25

1.6K 98 3
                                    

Następnego dnia rano wstałam około trzynastej. Było niedzielne popołudnie, już jutro miałam mieć egzaminy maturalne. Nie przejmowałam się nimi, ponieważ miałam bardzo wysokie stopnie w nauce. Chciałam iść potem dalej na studia, nie wiem czy przyjmą mnie tam gdzie chcę iść, ale mam nadzieje, że przynajmniej się tutaj gdzieś dostanę.

Wstałam z łóżka i udałam się do łazienki. Umyłam zęby, rozczesałam włosy i pomalowałam rzęsy. Następnie pościeliłam łóżko i otworzyłam szafę. Wyciągnęłam z niej białą spódniczkę w niebieskie plamki i do tego białą koronkową bluzkę. Przebrałam się szybko w ubrania i zbiegłam na dół. Weszłam do kuchni po której roznosił się zapach kurczaka.

- Mmm.. Ale pysznie pachnie. - powiedziałam siadając do stołu, obok Calum'a.

- I pysznie smakuje. - dodał chłopak Harry'ego. - Jest pani wyśmienitą kucharką. - uśmiechnął się w stronę mojej rodzicielki.

- A dziękuje. - powiedziała mama. Nałożyłam sobie na talerz trochę kurczaka i sałatki ogrodowej.
Przy obiedzie dużo rozmawialiśmy, śmialiśmy się i oczywiście wygłupialiśmy. Około godziny szesnastej wstałam z sofy w salonie i poszłam ubrać buty. Tak zabawa przeniosła się do salonu.

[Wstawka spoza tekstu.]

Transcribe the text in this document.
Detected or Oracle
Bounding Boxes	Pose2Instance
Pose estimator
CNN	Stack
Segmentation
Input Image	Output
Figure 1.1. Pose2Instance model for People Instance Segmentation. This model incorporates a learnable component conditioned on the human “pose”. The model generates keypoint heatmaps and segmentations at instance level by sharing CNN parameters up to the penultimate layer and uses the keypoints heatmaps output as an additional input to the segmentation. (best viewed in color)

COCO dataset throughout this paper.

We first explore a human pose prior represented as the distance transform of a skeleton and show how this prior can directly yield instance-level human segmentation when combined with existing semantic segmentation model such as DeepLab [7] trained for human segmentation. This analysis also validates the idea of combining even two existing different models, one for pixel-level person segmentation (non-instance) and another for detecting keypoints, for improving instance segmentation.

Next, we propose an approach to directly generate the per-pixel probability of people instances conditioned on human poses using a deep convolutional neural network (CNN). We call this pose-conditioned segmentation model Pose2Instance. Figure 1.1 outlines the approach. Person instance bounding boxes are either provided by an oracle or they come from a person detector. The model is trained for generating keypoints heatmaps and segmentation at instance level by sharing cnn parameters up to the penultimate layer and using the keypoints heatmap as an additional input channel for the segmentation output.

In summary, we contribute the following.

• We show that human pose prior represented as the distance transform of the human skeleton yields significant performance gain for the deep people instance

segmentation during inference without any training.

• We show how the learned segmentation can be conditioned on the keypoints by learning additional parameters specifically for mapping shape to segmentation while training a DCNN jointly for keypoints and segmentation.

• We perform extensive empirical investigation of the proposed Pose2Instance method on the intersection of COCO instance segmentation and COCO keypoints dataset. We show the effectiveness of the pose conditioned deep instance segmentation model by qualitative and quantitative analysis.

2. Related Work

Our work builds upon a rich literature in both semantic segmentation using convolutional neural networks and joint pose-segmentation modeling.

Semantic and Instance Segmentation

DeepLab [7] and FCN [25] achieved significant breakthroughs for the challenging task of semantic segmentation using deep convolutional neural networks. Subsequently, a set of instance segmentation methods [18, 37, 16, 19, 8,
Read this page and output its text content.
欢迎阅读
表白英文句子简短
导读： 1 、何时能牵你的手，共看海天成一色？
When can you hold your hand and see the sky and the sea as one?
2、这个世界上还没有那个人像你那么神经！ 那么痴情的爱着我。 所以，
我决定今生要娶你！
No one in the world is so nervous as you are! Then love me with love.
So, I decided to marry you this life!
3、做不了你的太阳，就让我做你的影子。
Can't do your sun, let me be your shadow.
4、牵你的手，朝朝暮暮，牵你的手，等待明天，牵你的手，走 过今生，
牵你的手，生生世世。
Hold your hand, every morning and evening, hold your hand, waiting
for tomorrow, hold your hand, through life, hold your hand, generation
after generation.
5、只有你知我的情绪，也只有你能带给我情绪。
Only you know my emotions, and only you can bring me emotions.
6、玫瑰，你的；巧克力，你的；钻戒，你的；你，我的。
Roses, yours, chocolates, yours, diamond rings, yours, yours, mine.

Wzięłam do ręki torbę z wczorajszymi zakupami. Czyli z moją niby sukienką, która okazała się być garniturem samego Jakey'a. Poza tym od wczoraj nie dawał żadnych oznak życia. Tak to zazwyczaj spamuje mi jakimiś głupimi SMS'ami.

Zapukałam do drzwi jego domu ale nikt mi nie odbierał. Zobaczyłam czy samochód stoi w garażu, ale nie, samochodu nie było, a garaż otwarty. Nacisnęłam klamkę i weszłam do środka. Najpierw zajrzałam do salonu, ale tam nikogo nie było. Później do kuchni, lecz tam też pustki. Zeszłam po schodach do królestwa Jakey'a. Zapukałam do jego drzwi ale nikt mi nie odpowiedział. Nacisnęłam klamkę. W pokoju panował porządek, a chłopak leżał na łóżku. Miał głowę po poduszkę.

Podeszłam bliżej i usiadłam na brzegu łóżka. Zdjęłam z jego głowy poduszkę i zmierzwiłam jego włosy. Były takie miękkie w dotyku. Westchnęłam i próbowałam go obudzić.

- Jakey, pora wstawać. - potrząsnęłam jego ramieniem, ale nic z tego on dalej spał. - No proszę Jakuś. Ok nie to nie. - powiedziałam i wstałam z łóżka, ale jego ręką złapała moje ramię i musiałam znów usiąść.

- Nigdzie się nie wybierasz, młoda damo. - powiedział zachrypniętym głosem. Jego uścisk zelżał i odwrócił się na plecy. Był w samych bokserkach i miałam całkiem niezły widok na jego nieźle wyrobione mięśnie.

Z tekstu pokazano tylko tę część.